Adipose tissue secretes proteins like serum amyloid A (SAA), which plays important roles in local and systemic inflammation. Circulating SAA levels increase in obese humans, but the roles of adipose-derived SAA and hyperlipidemia in this process are unclear. We took advantage of the difference in the inducible isoforms of SAA secreted by adipose tissue (SAA3) and liver (SAA1 and 2) of mice to evaluate whether adipose tissue contributes to the circulating pool of SAA in obesity and hyperlipidemia. Genetically obese (ob/ob) mice, but not hyperlipidemic mice deficient in apolipoprotein E (Apoe(-/-)), had significantly higher circulating levels of SAA than their littermate controls. SAA1/2 mRNA expression in the liver and SAA3 mRNA expression in intra-abdominal fat were significantly higher in obese than thin mice, but they were not affected by hyperlipidemia in Apoe(-/-) mice. However, only SAA1/2 and the constitutive form of SAA (SAA4) could be detected in the circulation by mass spectrometric analysis of HDL, the major carrier of circulating SAA. In contrast, SAA3 could be detected in medium from cultured adipocytes. Our findings indicate that the expression of SAA3 in adipose tissue is upregulated by obesity, but it does not contribute to the circulating pool of SAA in mice.

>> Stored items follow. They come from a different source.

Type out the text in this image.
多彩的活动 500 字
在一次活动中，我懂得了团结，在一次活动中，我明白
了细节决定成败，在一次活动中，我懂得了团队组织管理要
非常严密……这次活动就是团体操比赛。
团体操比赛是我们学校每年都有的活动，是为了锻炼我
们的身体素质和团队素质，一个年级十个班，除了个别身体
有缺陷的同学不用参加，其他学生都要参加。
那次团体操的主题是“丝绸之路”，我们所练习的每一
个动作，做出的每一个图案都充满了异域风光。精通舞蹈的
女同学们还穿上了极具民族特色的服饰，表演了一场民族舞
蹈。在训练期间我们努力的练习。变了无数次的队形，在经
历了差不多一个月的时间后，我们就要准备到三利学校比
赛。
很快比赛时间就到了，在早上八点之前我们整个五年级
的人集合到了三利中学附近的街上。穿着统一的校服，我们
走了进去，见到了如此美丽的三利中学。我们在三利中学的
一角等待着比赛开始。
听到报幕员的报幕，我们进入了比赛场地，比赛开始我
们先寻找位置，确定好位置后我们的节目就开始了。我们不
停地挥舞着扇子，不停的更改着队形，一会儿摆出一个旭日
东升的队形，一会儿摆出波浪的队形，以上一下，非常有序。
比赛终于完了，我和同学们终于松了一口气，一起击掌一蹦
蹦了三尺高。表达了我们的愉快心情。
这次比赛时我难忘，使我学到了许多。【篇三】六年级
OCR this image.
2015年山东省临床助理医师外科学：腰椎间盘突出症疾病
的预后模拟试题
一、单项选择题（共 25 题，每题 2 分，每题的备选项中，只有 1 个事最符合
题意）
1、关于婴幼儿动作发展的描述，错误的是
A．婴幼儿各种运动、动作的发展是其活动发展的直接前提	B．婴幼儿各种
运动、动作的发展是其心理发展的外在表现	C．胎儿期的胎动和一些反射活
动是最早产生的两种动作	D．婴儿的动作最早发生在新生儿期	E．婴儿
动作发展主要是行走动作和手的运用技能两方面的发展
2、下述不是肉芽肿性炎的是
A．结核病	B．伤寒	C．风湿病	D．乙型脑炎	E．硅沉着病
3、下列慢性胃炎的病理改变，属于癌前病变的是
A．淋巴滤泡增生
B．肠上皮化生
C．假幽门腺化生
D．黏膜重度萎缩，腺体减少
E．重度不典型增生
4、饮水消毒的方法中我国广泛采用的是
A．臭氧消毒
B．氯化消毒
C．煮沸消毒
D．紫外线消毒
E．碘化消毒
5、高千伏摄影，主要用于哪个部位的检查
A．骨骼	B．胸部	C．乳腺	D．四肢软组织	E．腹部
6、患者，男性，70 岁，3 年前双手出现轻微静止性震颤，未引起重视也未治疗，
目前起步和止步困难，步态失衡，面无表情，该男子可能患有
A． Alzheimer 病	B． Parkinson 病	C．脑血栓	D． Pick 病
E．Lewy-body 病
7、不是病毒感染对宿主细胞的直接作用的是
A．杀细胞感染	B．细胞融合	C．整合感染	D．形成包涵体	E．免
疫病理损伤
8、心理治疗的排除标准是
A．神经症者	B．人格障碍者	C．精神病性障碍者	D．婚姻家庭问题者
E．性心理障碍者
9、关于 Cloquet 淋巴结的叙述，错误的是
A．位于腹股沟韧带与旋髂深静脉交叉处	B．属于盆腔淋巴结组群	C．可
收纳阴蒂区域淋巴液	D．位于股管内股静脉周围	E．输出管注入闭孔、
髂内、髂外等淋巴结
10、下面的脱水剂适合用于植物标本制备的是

Dietary cholesterol worsens adipose tissue macrophage accumulation and atherosclerosis in obese LDL receptor-deficient mice.

OBJECTIVE: Chronic systemic inflammation accompanies obesity and predicts development of cardiovascular disease. Dietary cholesterol has been shown to increase inflammation and atherosclerosis in LDL receptor-deficient (LDLR(-/-)) mice. This study was undertaken to determine whether dietary cholesterol and obesity have additive effects on inflammation and atherosclerosis. METHODS AND RESULTS: LDLR(-/-) mice were fed chow, high-fat, high-carbohydrate (diabetogenic) diets without (DD) or with added cholesterol (DDC) for 24 weeks. Effects on adipose tissue, inflammatory markers, and atherosclerosis were studied. Despite similar weight gain between DD and DDC groups, addition of dietary cholesterol increased insulin resistance relative to DD. Adipocyte hypertrophy, macrophage accumulation, and local inflammation were observed in intraabdominal adipose tissue in DD and DDC, but were significantly higher in the DDC group. Circulating levels of the inflammatory protein serum amyloid A (SAA) were 4.4-fold higher in DD animals and 15-fold higher in DDC animals than controls, suggesting chronic systemic inflammation. Hepatic SAA mRNA levels were similarly elevated. Atherosclerosis was increased in the DD-fed animals and further increased in the DDC group. CONCLUSIONS: Obesity-induced macrophage accumulation in adipose tissue is exacerbated by dietary cholesterol. These local inflammatory changes in adipose tissue are associated with insulin resistance, systemic inflammation, and increased atherosclerosis in this mouse model.